Requests $0.20 per 1M requests
Duration $0.0000166667 for every GB-second
Provisioned Concurrency is billed slightly differently, it has 3 components. Requests and duration are the same as regularly billing. Provisioned concurrency also has a set fee for each GB-second you reserve. This is charged whether you use it or not.
Provisioned Concurrency $0.000004646 for every GB-second
Requests $0.20 per 1M requests
Duration $0.0000108407 for every GB-second
These values are so small it’s hard to comprehend, at least for me. But if you add up the two GB-second values of provisioned concurrency it equals about 7% less than the normal billing. However you will only get this saving if your provisioned concurrency period is equal to your function duration. Which means if you’re using the capacity you’ve requested, the billing for that capacity will be less. If you don’t use it, you pay a premium for having it ready and waiting.
So how do I translate this knowledge into saving money for my workload? With most workloads there will be a tipping point at which the reduced cost of provisioned concurrency is countered by periods when provisioned concurrency isn’t fully used. How and when this point is reached will be dependent on the traffic pattern and the amount of concurrency provisioned. The way to skip this complexity is to configure provisioned currency to your lowest level of concurrency.
If your traffic profile has periods of complete inactivity then you will most likely not benefit from this as a cost saving mechanism. If you have a more consistent traffic pattern, it will probably be the case that you benefit more.
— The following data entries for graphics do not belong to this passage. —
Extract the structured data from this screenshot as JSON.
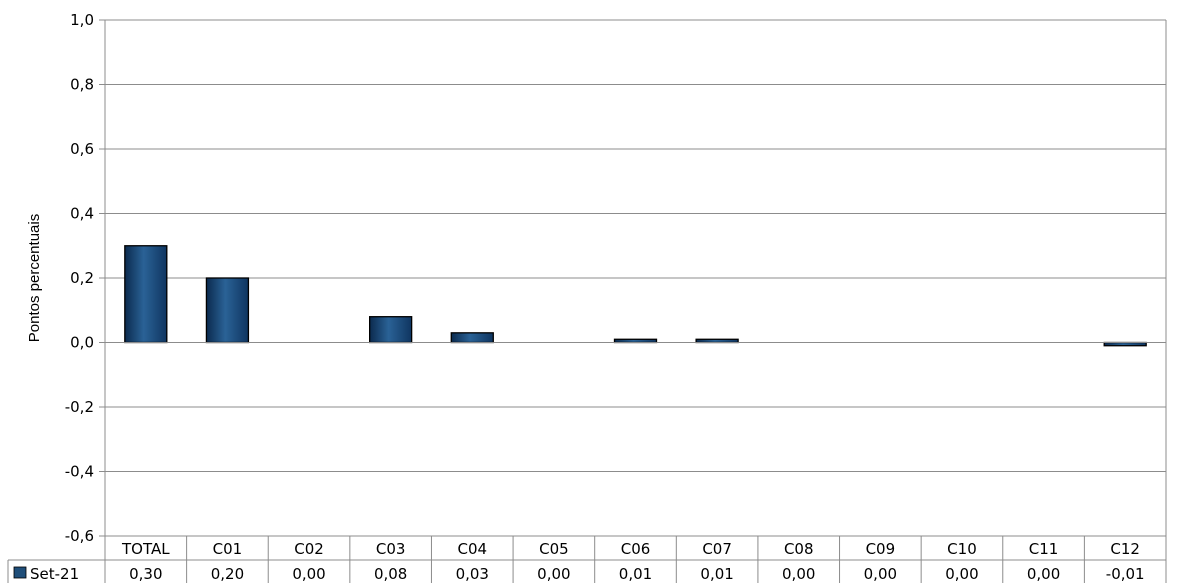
{
  "chart_data": {
    "type": "bar",
    "title": "",
    "ylabel": "Pontos percentuais",
    "xlabel": "",
    "ylim": [
      -0.6,
      1.0
    ],
    "yticks": [
      "1,0",
      "0,8",
      "0,6",
      "0,4",
      "0,2",
      "0,0",
      "-0,2",
      "-0,4",
      "-0,6"
    ],
    "ytick_values": [
      1.0,
      0.8,
      0.6,
      0.4,
      0.2,
      0.0,
      -0.2,
      -0.4,
      -0.6
    ],
    "grid": true,
    "legend": "data-table",
    "categories": [
      "TOTAL",
      "C01",
      "C02",
      "C03",
      "C04",
      "C05",
      "C06",
      "C07",
      "C08",
      "C09",
      "C10",
      "C11",
      "C12"
    ],
    "series": [
      {
        "name": "Set-21",
        "color": "#1f4e79",
        "values": [
          0.3,
          0.2,
          0.0,
          0.08,
          0.03,
          0.0,
          0.01,
          0.01,
          0.0,
          0.0,
          0.0,
          0.0,
          -0.01
        ],
        "labels": [
          "0,30",
          "0,20",
          "0,00",
          "0,08",
          "0,03",
          "0,00",
          "0,01",
          "0,01",
          "0,00",
          "0,00",
          "0,00",
          "0,00",
          "-0,01"
        ]
      }
    ]
  }
}
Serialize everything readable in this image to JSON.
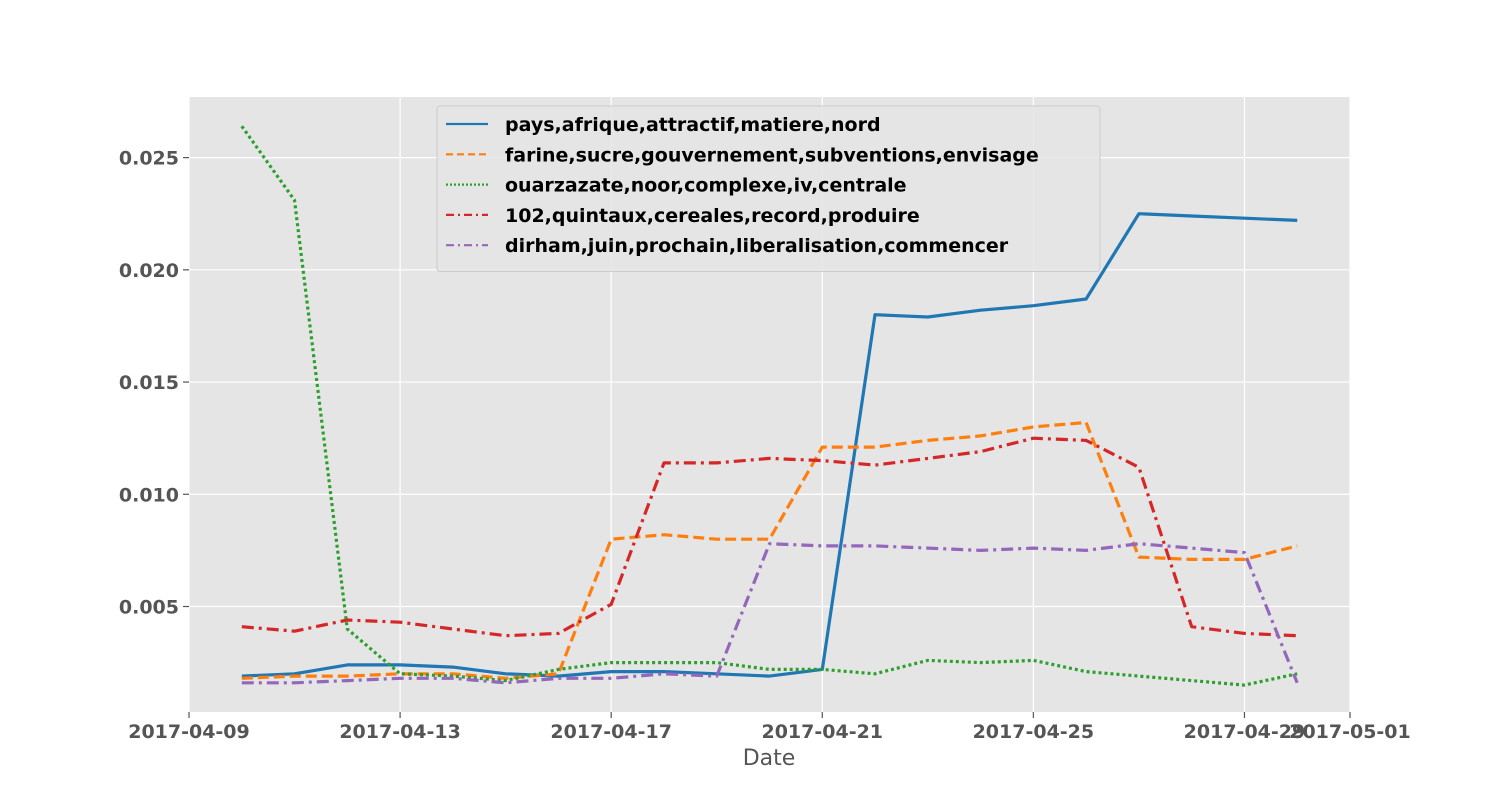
{
  "chart_data": {
    "type": "line",
    "title": "",
    "xlabel": "Date",
    "ylabel": "",
    "x_tick_labels": [
      "2017-04-09",
      "2017-04-13",
      "2017-04-17",
      "2017-04-21",
      "2017-04-25",
      "2017-04-29",
      "2017-05-01"
    ],
    "y_tick_labels": [
      "0.005",
      "0.010",
      "0.015",
      "0.020",
      "0.025"
    ],
    "xlim": [
      "2017-04-09",
      "2017-05-01"
    ],
    "ylim": [
      0.0003,
      0.0277
    ],
    "grid": true,
    "legend_position": "upper-center",
    "dates": [
      "2017-04-10",
      "2017-04-11",
      "2017-04-12",
      "2017-04-13",
      "2017-04-14",
      "2017-04-15",
      "2017-04-16",
      "2017-04-17",
      "2017-04-18",
      "2017-04-19",
      "2017-04-20",
      "2017-04-21",
      "2017-04-22",
      "2017-04-23",
      "2017-04-24",
      "2017-04-25",
      "2017-04-26",
      "2017-04-27",
      "2017-04-28",
      "2017-04-29",
      "2017-04-30"
    ],
    "series": [
      {
        "name": "pays,afrique,attractif,matiere,nord",
        "color": "#1f77b4",
        "style": "solid",
        "values": [
          0.0019,
          0.002,
          0.0024,
          0.0024,
          0.0023,
          0.002,
          0.0019,
          0.0021,
          0.0021,
          0.002,
          0.0019,
          0.0022,
          0.018,
          0.0179,
          0.0182,
          0.0184,
          0.0187,
          0.0225,
          0.0224,
          0.0223,
          0.0222
        ]
      },
      {
        "name": "farine,sucre,gouvernement,subventions,envisage",
        "color": "#ff7f0e",
        "style": "dashed",
        "values": [
          0.0018,
          0.0019,
          0.0019,
          0.002,
          0.002,
          0.0018,
          0.002,
          0.008,
          0.0082,
          0.008,
          0.008,
          0.0121,
          0.0121,
          0.0124,
          0.0126,
          0.013,
          0.0132,
          0.0072,
          0.0071,
          0.0071,
          0.0077
        ]
      },
      {
        "name": "ouarzazate,noor,complexe,iv,centrale",
        "color": "#2ca02c",
        "style": "dotted",
        "values": [
          0.0264,
          0.0231,
          0.004,
          0.002,
          0.0019,
          0.0017,
          0.0022,
          0.0025,
          0.0025,
          0.0025,
          0.0022,
          0.0022,
          0.002,
          0.0026,
          0.0025,
          0.0026,
          0.0021,
          0.0019,
          0.0017,
          0.0015,
          0.002
        ]
      },
      {
        "name": "102,quintaux,cereales,record,produire",
        "color": "#d62728",
        "style": "dashdot",
        "values": [
          0.0041,
          0.0039,
          0.0044,
          0.0043,
          0.004,
          0.0037,
          0.0038,
          0.0051,
          0.0114,
          0.0114,
          0.0116,
          0.0115,
          0.0113,
          0.0116,
          0.0119,
          0.0125,
          0.0124,
          0.0112,
          0.0041,
          0.0038,
          0.0037
        ]
      },
      {
        "name": "dirham,juin,prochain,liberalisation,commencer",
        "color": "#9467bd",
        "style": "dashdot",
        "values": [
          0.0016,
          0.0016,
          0.0017,
          0.0018,
          0.0018,
          0.0016,
          0.0018,
          0.0018,
          0.002,
          0.0019,
          0.0078,
          0.0077,
          0.0077,
          0.0076,
          0.0075,
          0.0076,
          0.0075,
          0.0078,
          0.0076,
          0.0074,
          0.0016
        ]
      }
    ]
  }
}
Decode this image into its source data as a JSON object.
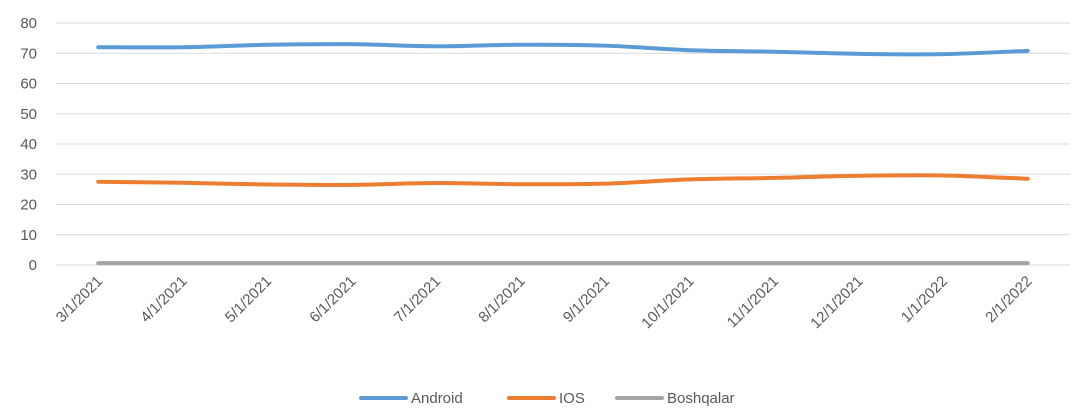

For full details of provisioned concurrency read the Lambda pricing page.
A note on premature optimizations. I’ve seen entire startups running very successfully spending less than $100 on Lambda a month. Unless you’re using Lambda to a very high volume the discussion of whether to implement this change could cost more than the savings it brings. Sanity check your workload first. Remember also that if you use this as a cost optimization mechanism, you will also receive the more consistent performance profile for the concurrency you reserve.